What's it like being a black woman in the tech community?
It's probably similar to other industries. It's exciting when you're doing something you want to do, but it is a struggle. You have to really prove yourself and work harder. Based on my previous work experience, I think this is true across most industries and not just tech in particular.
What does Veho do to promote Diversity, Equity, and Inclusion (DEI)?
We have a hiring process that emphasizes diversity. We also have great Slack groups, such as Black at Veho and Women at Veho, within the company that acts as safe spaces for discussion and sharing.
What advice would you give to any black professionals trying to break into the business world?
My main piece of advice is to prepare. You'll have your schooling and education behind you, but you'll also need to prepare your emotional health and mental health. It will be a struggle, so it's essential to implement steps to help you succeed, such as finding good mentors and peers. It's necessary to have a good work ethic and to be able to stay on top of things. I also recommend documenting things like feedback and any tasks. You never know when you might need to reference it. Be aware that people may perceive what you do and say differently, so prepare for those challenges, so you're not caught blindsided.
You'll have your schooling and education behind you, but you'll also need to prepare your emotional health and mental health.
Are there any conferences or books you'd recommend to Black professionals?

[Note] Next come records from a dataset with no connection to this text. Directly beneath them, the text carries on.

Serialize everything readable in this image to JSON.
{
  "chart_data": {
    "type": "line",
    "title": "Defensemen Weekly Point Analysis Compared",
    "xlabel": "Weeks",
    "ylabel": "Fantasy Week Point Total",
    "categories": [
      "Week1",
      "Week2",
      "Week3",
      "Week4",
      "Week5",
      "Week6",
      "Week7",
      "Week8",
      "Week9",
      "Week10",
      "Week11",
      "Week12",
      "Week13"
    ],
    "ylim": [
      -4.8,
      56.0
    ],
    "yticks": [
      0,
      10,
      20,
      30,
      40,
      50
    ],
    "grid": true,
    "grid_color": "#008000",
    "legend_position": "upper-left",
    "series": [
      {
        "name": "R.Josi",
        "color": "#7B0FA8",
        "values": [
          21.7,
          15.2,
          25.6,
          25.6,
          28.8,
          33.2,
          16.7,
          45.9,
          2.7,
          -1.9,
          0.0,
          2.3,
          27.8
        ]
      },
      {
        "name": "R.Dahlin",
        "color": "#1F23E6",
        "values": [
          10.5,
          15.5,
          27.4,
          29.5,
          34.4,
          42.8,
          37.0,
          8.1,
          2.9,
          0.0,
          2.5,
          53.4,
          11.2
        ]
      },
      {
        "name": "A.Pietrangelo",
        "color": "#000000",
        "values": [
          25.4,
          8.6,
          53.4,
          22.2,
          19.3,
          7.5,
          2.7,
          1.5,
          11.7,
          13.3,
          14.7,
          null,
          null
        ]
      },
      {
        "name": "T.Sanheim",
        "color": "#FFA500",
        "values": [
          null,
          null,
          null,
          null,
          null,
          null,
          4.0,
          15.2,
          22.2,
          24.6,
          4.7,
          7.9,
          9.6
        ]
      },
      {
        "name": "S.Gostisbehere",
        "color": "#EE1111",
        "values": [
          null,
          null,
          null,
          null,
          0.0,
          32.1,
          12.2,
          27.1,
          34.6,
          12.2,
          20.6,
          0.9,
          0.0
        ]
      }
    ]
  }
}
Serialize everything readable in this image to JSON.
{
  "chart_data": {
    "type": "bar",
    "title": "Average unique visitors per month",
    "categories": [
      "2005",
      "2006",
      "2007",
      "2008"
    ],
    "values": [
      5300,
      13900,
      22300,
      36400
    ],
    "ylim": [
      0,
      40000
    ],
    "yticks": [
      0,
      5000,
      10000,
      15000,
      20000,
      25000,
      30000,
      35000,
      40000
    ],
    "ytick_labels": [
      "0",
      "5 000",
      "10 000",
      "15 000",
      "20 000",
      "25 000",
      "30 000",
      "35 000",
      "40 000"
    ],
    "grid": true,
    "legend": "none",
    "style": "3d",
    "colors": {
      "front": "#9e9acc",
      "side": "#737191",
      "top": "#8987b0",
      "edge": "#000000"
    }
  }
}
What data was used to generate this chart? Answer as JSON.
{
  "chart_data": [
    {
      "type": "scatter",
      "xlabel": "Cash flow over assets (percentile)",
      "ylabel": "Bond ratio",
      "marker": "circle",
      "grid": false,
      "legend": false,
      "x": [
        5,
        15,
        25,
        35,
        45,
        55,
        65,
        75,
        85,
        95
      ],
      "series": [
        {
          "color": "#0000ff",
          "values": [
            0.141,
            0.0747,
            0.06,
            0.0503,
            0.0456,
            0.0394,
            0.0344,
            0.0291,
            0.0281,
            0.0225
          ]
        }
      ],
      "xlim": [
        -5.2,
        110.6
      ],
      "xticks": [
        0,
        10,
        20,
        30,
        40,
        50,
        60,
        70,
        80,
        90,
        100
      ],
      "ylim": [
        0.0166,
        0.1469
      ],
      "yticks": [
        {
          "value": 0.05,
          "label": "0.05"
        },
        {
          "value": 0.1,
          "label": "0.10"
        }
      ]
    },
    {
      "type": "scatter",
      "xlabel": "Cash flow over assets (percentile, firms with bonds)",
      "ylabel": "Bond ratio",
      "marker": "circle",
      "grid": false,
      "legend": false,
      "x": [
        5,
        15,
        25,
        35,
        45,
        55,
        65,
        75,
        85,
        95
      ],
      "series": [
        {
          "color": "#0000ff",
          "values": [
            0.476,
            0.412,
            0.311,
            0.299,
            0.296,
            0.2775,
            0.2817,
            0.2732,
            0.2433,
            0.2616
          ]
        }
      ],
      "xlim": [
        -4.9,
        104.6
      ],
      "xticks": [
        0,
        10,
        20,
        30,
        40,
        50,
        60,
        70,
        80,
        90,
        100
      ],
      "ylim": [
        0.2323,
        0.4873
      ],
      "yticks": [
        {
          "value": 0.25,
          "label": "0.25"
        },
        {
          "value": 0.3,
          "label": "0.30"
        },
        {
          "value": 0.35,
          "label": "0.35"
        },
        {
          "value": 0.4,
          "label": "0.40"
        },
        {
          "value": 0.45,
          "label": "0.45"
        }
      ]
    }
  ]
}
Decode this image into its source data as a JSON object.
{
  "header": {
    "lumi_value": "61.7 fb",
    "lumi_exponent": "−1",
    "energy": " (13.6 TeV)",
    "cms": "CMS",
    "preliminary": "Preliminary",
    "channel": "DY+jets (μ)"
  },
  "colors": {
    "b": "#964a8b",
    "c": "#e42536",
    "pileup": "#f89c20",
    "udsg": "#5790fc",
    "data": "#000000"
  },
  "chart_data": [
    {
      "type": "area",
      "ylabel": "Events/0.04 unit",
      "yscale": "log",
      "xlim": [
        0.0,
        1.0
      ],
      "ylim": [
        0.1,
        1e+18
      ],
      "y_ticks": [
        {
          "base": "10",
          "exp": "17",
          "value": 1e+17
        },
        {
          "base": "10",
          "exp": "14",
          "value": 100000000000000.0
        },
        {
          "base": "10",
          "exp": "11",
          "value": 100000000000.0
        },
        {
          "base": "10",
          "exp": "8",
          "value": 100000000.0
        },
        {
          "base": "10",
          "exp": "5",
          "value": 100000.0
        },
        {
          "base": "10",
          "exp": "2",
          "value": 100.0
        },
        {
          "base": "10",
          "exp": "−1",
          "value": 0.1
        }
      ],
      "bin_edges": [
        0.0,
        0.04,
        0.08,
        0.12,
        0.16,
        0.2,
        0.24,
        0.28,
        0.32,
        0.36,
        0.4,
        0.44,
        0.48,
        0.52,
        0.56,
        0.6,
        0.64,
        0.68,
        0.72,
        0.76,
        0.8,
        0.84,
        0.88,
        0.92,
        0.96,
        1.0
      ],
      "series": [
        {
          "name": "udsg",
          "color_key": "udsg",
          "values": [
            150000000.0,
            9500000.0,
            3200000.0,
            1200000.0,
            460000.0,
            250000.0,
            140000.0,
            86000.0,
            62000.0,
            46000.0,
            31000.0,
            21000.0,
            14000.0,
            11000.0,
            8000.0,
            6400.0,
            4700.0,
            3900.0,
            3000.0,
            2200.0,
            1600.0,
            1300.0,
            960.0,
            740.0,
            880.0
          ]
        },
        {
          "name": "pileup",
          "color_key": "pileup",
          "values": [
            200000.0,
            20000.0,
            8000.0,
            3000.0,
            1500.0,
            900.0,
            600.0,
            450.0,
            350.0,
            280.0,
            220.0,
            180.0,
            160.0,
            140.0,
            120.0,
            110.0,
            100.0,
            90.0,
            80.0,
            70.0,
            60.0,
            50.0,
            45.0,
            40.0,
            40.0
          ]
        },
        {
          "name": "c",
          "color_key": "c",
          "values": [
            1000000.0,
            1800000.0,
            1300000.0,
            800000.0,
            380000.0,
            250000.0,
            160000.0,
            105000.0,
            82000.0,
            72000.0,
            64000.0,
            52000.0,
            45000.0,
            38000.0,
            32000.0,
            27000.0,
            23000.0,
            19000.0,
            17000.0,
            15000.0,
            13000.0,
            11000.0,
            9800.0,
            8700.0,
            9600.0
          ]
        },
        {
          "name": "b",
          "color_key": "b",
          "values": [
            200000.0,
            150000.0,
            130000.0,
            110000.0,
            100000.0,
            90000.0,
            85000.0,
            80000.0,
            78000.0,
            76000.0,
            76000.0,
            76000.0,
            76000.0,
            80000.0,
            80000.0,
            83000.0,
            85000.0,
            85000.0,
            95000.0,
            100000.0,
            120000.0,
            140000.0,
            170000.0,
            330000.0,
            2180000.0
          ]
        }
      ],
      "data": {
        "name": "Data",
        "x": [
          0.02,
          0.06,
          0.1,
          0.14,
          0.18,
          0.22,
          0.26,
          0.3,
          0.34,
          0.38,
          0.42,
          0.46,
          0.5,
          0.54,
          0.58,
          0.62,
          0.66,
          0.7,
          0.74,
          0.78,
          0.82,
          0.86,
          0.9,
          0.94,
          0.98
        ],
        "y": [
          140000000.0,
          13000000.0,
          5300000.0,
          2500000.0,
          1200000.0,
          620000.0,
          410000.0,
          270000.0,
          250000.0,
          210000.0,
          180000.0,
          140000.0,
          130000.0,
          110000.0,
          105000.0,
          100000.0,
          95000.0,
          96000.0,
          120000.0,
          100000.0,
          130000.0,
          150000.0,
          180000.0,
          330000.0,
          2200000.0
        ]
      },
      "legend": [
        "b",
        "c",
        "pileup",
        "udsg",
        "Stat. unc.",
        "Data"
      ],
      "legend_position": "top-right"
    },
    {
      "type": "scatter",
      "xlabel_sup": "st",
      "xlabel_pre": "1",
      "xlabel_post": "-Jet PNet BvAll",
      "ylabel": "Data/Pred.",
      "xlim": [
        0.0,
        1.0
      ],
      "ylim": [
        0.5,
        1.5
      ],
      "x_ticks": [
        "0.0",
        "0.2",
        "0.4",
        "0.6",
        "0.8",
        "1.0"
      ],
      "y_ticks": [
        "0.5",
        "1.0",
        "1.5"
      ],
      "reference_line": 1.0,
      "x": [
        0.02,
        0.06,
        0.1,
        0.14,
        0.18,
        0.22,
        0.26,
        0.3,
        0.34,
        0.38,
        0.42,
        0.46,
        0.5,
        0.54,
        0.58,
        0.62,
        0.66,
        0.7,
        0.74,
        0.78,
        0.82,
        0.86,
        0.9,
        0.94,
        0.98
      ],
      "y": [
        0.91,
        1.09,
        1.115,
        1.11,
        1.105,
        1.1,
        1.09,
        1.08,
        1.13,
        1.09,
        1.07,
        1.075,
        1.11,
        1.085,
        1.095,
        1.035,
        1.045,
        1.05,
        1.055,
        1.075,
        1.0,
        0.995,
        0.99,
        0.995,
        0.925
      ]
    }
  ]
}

I would recommend the South by Southwest festival. Although it's predominantly a music and film event, there's a strong focus on technology and innovation. You get to meet great people, network and enjoy different types of art to re-energize you. For books, I really enjoy Black Inventors: Crafting over 200 Years of Success - it's great for motivation and for seeing all the amazing things that have been done by black pioneers who paved the way for us. It's inspiring to read their stories and reaffirm that you are a talented, inspiring, educated person; capable of doing anything you want to do.